Veja São Paulo Recomenda

Teatro
Dois grandes solos
Atores surpreendem com monólogos em cartaz no Teatro Imprensa

Lançado no dia 4, o projeto Vitrine Cultural promete levar às duas salas do Teatro Imprensa doze espetáculos até o fim do ano. No primeiro mês da temporada de cada um, não há cobrança de ingresso. A entrada equivale à doação de uma lata de leite em pó. Quatro montagens deram largada à programação. Duas são reestreias, os dramas Bartleby (que segue em cartaz aos sábados e domingos) e Cachorro Morto (às quintas e sextas). Surpreendem as novidades: os monólogos dramáticos Comunicação a uma Academia, com sessões às terças e quartas, e Eldorado, às quartas e quintas.

Adaptação de conto de Franz Kafka (1883-1924), Comunicação a uma Academia traz Juliana Galdino em impressionante interpretação. Apoiada pelo texto de 1917 e suas ironias sobre o tênue limite entre humanos e animais, a atriz se transfigura – de macaco se torna homem. A expressividade na encenação, dirigida por Roberto Alvim, ajusta-se perfeitamente à pequena Sala Vitrine.

Bem menos intimista, a sala principal por pouco não prejudica a delicadeza de Eldorado. Criado por Santiago Serrano e Eduardo Okamoto, esse solo parte de simbologias para abordar as expectativas de um cego (papel de Okamoto). Sem desgrudar de sua rabeca, em meio a desilusões e algumas alegrias, o personagem busca um lugar ideal para viver. A sensibilidade do intérprete, sob direção de Marcelo Lazzaratto, encanta a plateia.
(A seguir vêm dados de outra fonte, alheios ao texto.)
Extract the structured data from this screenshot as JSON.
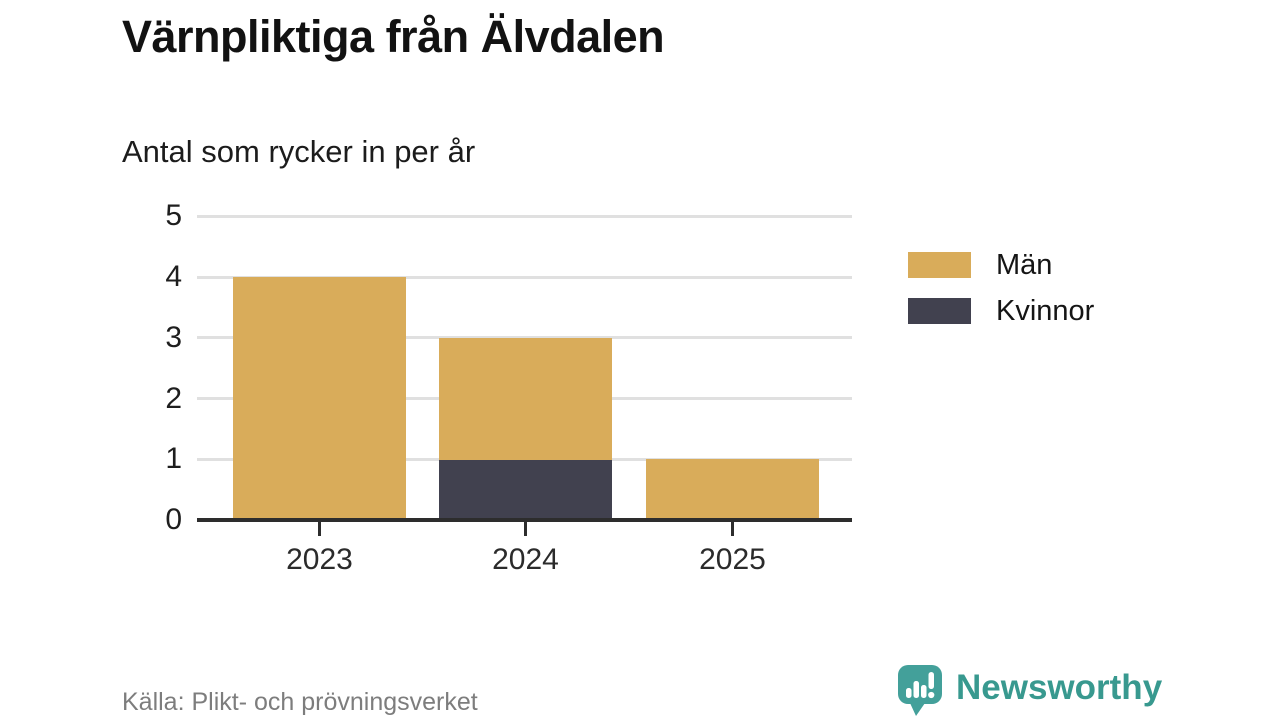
{
  "header": {
    "title": "Värnpliktiga från Älvdalen",
    "subtitle": "Antal som rycker in per år"
  },
  "chart_data": {
    "type": "bar",
    "stacked": true,
    "title": "Värnpliktiga från Älvdalen",
    "subtitle": "Antal som rycker in per år",
    "categories": [
      "2023",
      "2024",
      "2025"
    ],
    "series": [
      {
        "name": "Män",
        "color": "#D9AC5A",
        "values": [
          4,
          2,
          1
        ]
      },
      {
        "name": "Kvinnor",
        "color": "#41414F",
        "values": [
          0,
          1,
          0
        ]
      }
    ],
    "stack_order_bottom_to_top": [
      "Kvinnor",
      "Män"
    ],
    "totals": [
      4,
      3,
      1
    ],
    "xlabel": "",
    "ylabel": "",
    "ylim": [
      0,
      5
    ],
    "yticks": [
      0,
      1,
      2,
      3,
      4,
      5
    ],
    "grid": true,
    "legend_position": "right-top"
  },
  "legend": {
    "items": [
      {
        "label": "Män",
        "color": "#D9AC5A"
      },
      {
        "label": "Kvinnor",
        "color": "#41414F"
      }
    ]
  },
  "footer": {
    "source": "Källa: Plikt- och prövningsverket"
  },
  "brand": {
    "name": "Newsworthy",
    "color": "#38998F",
    "icon": "newsworthy-speech-bubble-chart-icon",
    "icon_color": "#43A09A"
  },
  "colors": {
    "axis": "#2d2d2d",
    "grid": "#e0e0e0",
    "title_text": "#121212",
    "muted_text": "#7d7d7d"
  }
}
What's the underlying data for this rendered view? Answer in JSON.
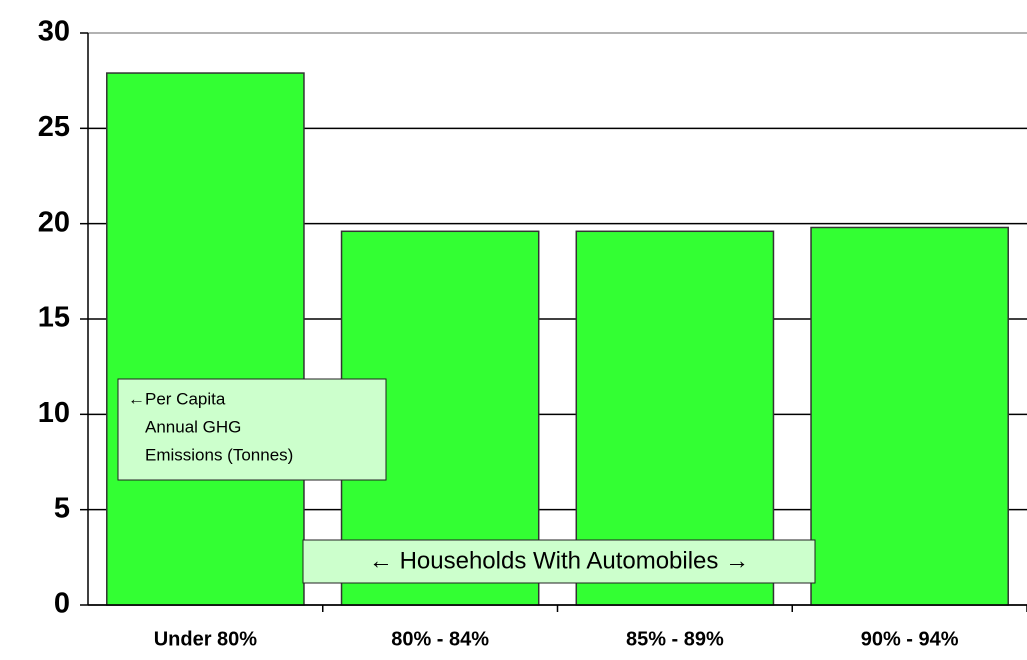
{
  "chart_data": {
    "type": "bar",
    "categories": [
      "Under 80%",
      "80% - 84%",
      "85% - 89%",
      "90% - 94%"
    ],
    "values": [
      27.9,
      19.6,
      19.6,
      19.8
    ],
    "color": "#33ff33",
    "ylim": [
      0,
      30
    ],
    "yticks": [
      0,
      5,
      10,
      15,
      20,
      25,
      30
    ],
    "grid": true,
    "annotations": [
      {
        "lines": [
          "←Per Capita",
          "Annual GHG",
          "Emissions (Tonnes)"
        ]
      },
      {
        "text": "← Households With Automobiles →"
      }
    ]
  }
}
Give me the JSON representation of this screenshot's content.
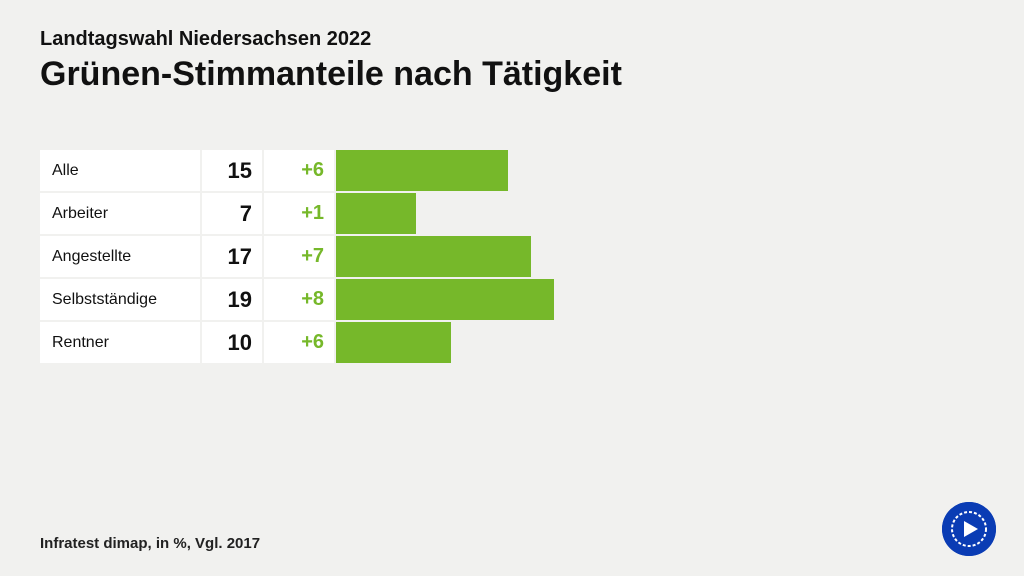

Comunicação a uma Academia (60min). 16 anos. Estreou em 4/3/2009. Sala Vitrine do Teatro Imprensa (48 lugares). Rua Jaceguai, 400, Bela Vista, 3241-4203. Terça e quarta, 21h. Até dia 31.



Eldorado (70min). 14 anos. Estreou em 4/3/2009. Teatro Imprensa (449 lugares). Rua Jaceguai, 400, Bela Vista, 3241-4203. Quarta e quinta, 21h. Até dia 26. Em ambos os espetáculos, uma lata de leite em pó, trocada na bilheteria uma hora antes do início da peça, dá direito ao ingresso.